Sunday, January 6, 2013

Pan Seared Chicken with Mushroom White Wine Sauce

Chicken was preordained today, the only question was how to cook it.  I now french (pound flat) all my chicken breasts in a plastic bag then put the seasoning in the bag.  The breasts cook quickly and evenly and every bite has seasoning on it. So frenching isn't a fancy extra, it improves the dish in every way and saves a lot of work on the stove. I find the heavy gauge plastic bags in the produce department work best for two breasts at a time.  I pound them to double in size with the smooth skin side of the breast down.

Chicken Spice

1 tsp onion powder
1/2 tsp garlic powder
1/2 tsp poultry seasoning
2 tsp flour
fresh ground mixed pepper

Normally I'd add salt too but I'm putting bacon in the sauce and I'm cooking the breast in the salty bacon fat so it should have enough.  The carrots and broccoli are done in the steamer and finished in butter and extra virgin olive oil.  This time I kept the broccoli crunchy and it stayed warm longer on the plate. The rice was white basmati with oil, salt, paprika and poultry seasoning done in half chicken stock half water. That gave it a grey look so next time I'll put the poultry seasoning in the Chicken Spice. Tasted good though.

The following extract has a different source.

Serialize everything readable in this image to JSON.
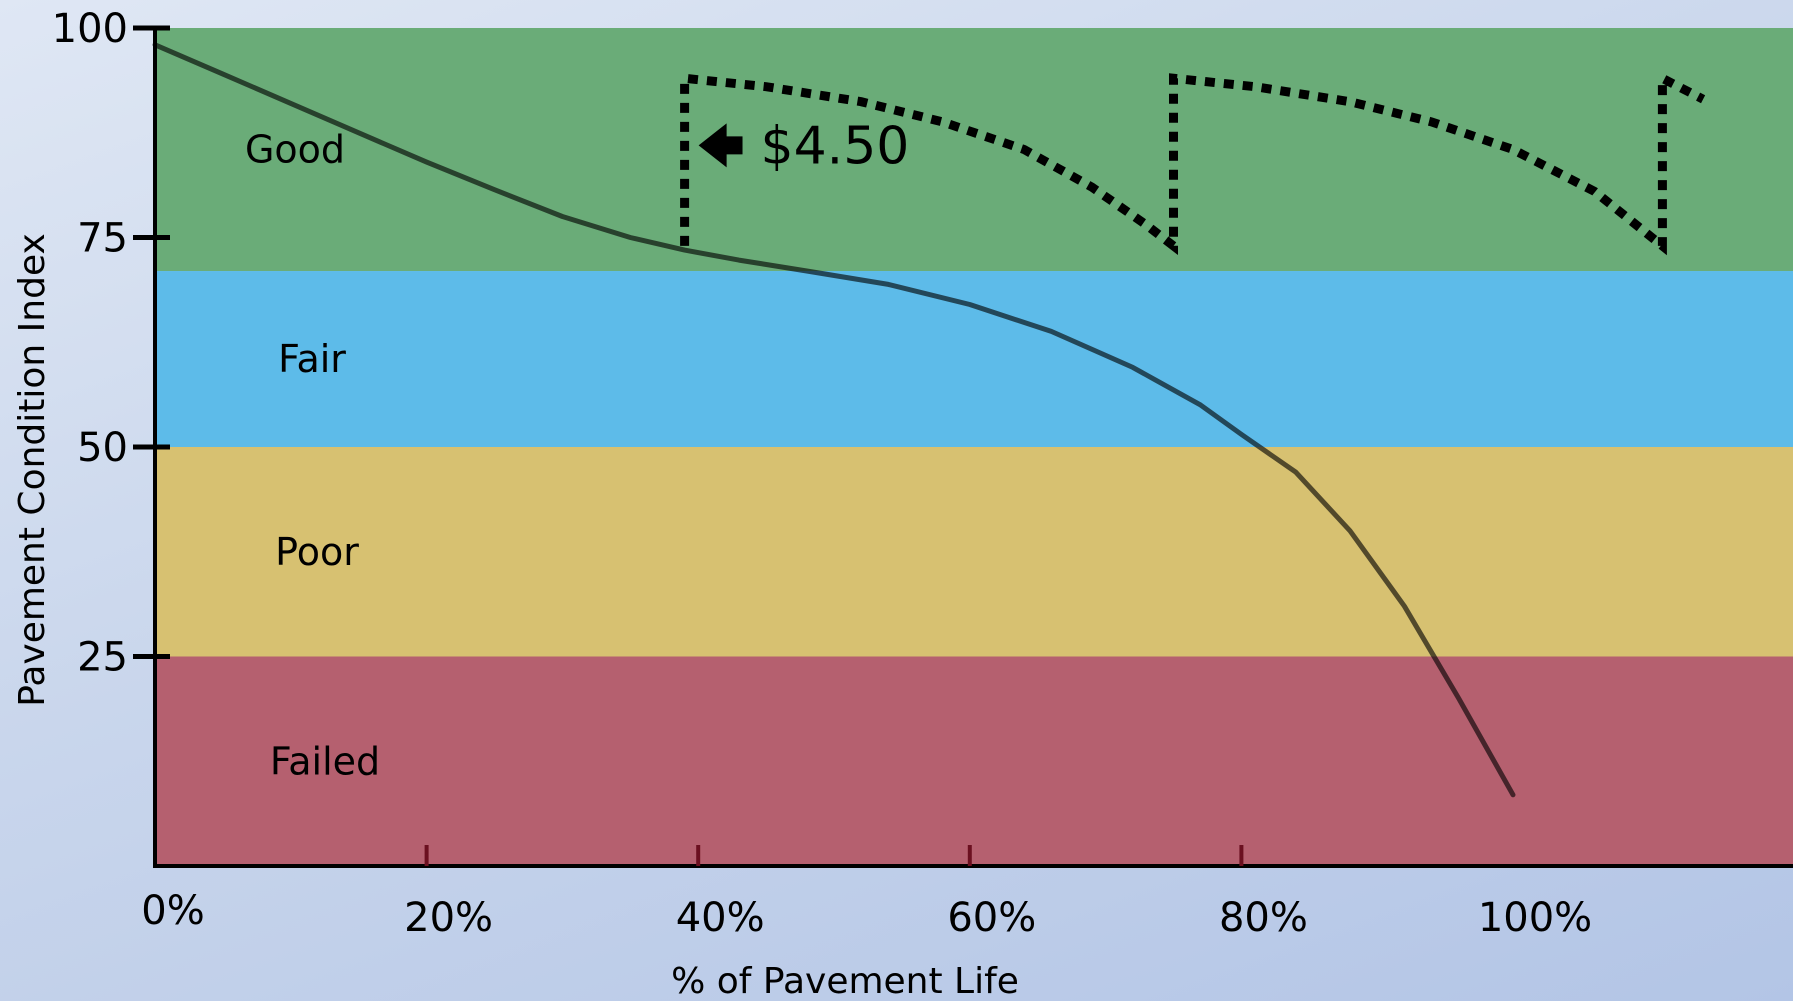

I cooked two strips of bacon in the frying pan and put the crispy bacon on a piece of paper towel.  I put butter in the sauce pot with a little oil so it didn't burn.  I seared the mushrooms in that for the sauce then took them out.  I put a teaspoon of flour in the pan and enough oil to make a paste. Back on the heat till it was bubbly nicely then took it off the heat. I let it cool while I put the chicken in the frying pan the bacon had been in.  Then I put an ounce of chicken stock in the sauce pan and whisked it smooth.  Then I put 1/2 cup white wine in and let it boil down.  I added more when it got a bit thick. When the sauce was a nice consistency I put the mushrooms and crumbled bacon in and started plating.

It was quite delicious and the sauce has no cream in it so lactose intolerant will enjoy it. Fern doesn't like creamy sauces so I have to be creative.